Besides the restored 2K presentation of the original 1973 cut of the film, the bonus features menu also offers up two brief new video bits, both Zoom-based.  The first is a nine-minute interview with Milton Moses Ginsberg, conducted by Jake Perlin.  The COVID-era trappings of the online discourse make sense, considering that Ginsberg died in 2021.  (Eerily, so did cast members Dean Stockwell, Biff McGuire and Lenka Peterson). Ginsberg, appearing tired, talks of how the film was initially buried, thus shredding any career momentum he’d garnered from Coming Apart.  He also gets into how the serious political tone of the Watergate era which the film comments upon and was released in negatively impacted any public appetite for this manner of topical Washington DC satire.

The other Zoom-y bonus feature is an appreciative analytical discussion with critics Simon Abrams and Sheila O’Malley.  This piece, running twice as long as the Ginsberg interview, gets more into the weeds of the film, granting it a deserved due diligence that even the director feels the need to shrug off.  O’Malley, quite interestingly, likes to approach films via the actors rather than the more-common directorial pathway.  She’s made a study of Stockwell’s filmography, and fascinatingly contextualizes his presence in this movie.  Additionally, we find the theatrical trailer and a TV spot on the disc.
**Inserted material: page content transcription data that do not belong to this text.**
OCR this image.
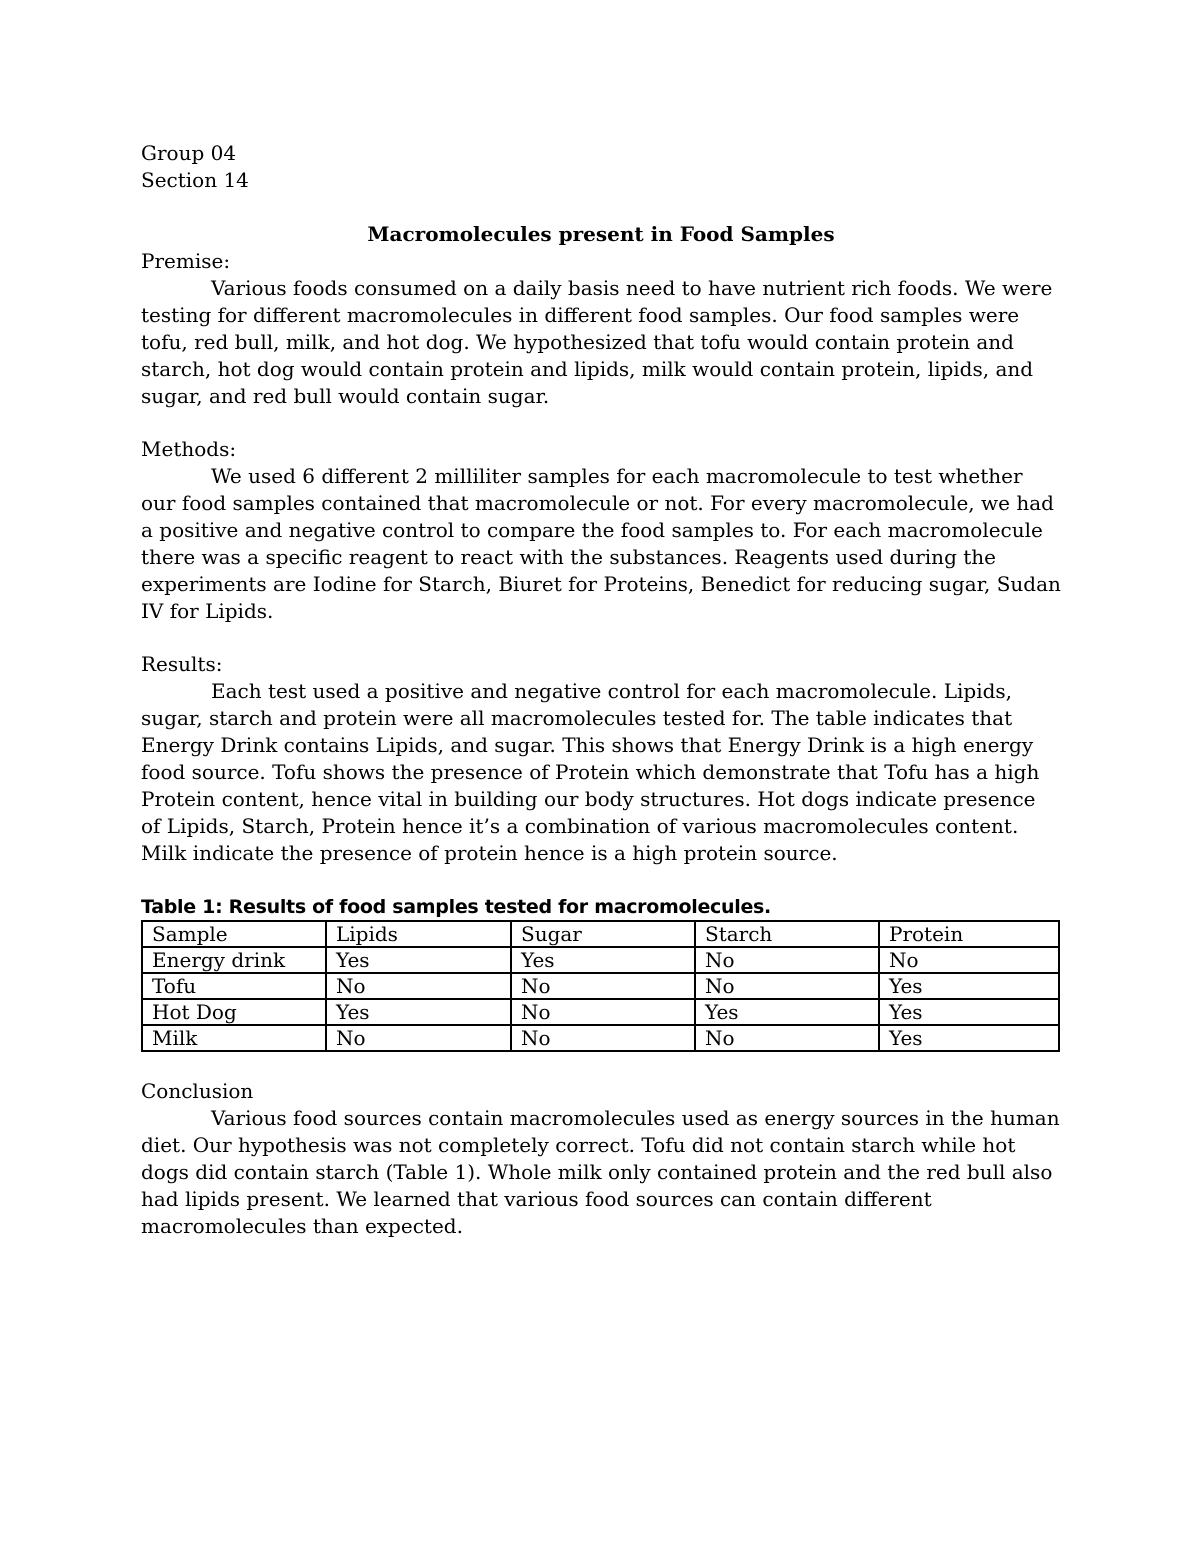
Group 04
Section 14
Macromolecules present in Food Samples
Premise:

Various foods consumed on a daily basis need to have nutrient rich foods. We were testing for different macromolecules in different food samples. Our food samples were tofu, red bull, milk, and hot dog. We hypothesized that tofu would contain protein and starch, hot dog would contain protein and lipids, milk would contain protein, lipids, and sugar, and red bull would contain sugar.

Methods:

We used 6 different 2 milliliter samples for each macromolecule to test whether our food samples contained that macromolecule or not. For every macromolecule, we had a positive and negative control to compare the food samples to. For each macromolecule there was a specific reagent to react with the substances. Reagents used during the experiments are Iodine for Starch, Biuret for Proteins, Benedict for reducing sugar, Sudan IV for Lipids.

Results:

Each test used a positive and negative control for each macromolecule. Lipids, sugar, starch and protein were all macromolecules tested for. The table indicates that Energy Drink contains Lipids, and sugar. This shows that Energy Drink is a high energy food source. Tofu shows the presence of Protein which demonstrate that Tofu has a high Protein content, hence vital in building our body structures. Hot dogs indicate presence of Lipids, Starch, Protein hence it’s a combination of various macromolecules content. Milk indicate the presence of protein hence is a high protein source.

Table 1: Results of food samples tested for macromolecules.
Sample	Lipids	Sugar	Starch	Protein
Energy drink	Yes	Yes	No	No
Tofu	No	No	No	Yes
Hot Dog	Yes	No	Yes	Yes
Milk	No	No	No	Yes
Conclusion

Various food sources contain macromolecules used as energy sources in the human diet. Our hypothesis was not completely correct. Tofu did not contain starch while hot dogs did contain starch (Table 1). Whole milk only contained protein and the red bull also had lipids present. We learned that various food sources can contain different macromolecules than expected.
The Werewolf of Washington is a must-get for anyone cultivating a collection of off-kilter unlikely movies of years past.  Kino Lorber has really done right by this release, allowing it, along with its release of Coming Apart, to serve as a nice remembrance of Milton Moses Ginsberg- a filmmaker who never had it easy, but by the light of the full moon managed to transform The Werewolf of Washington for the better.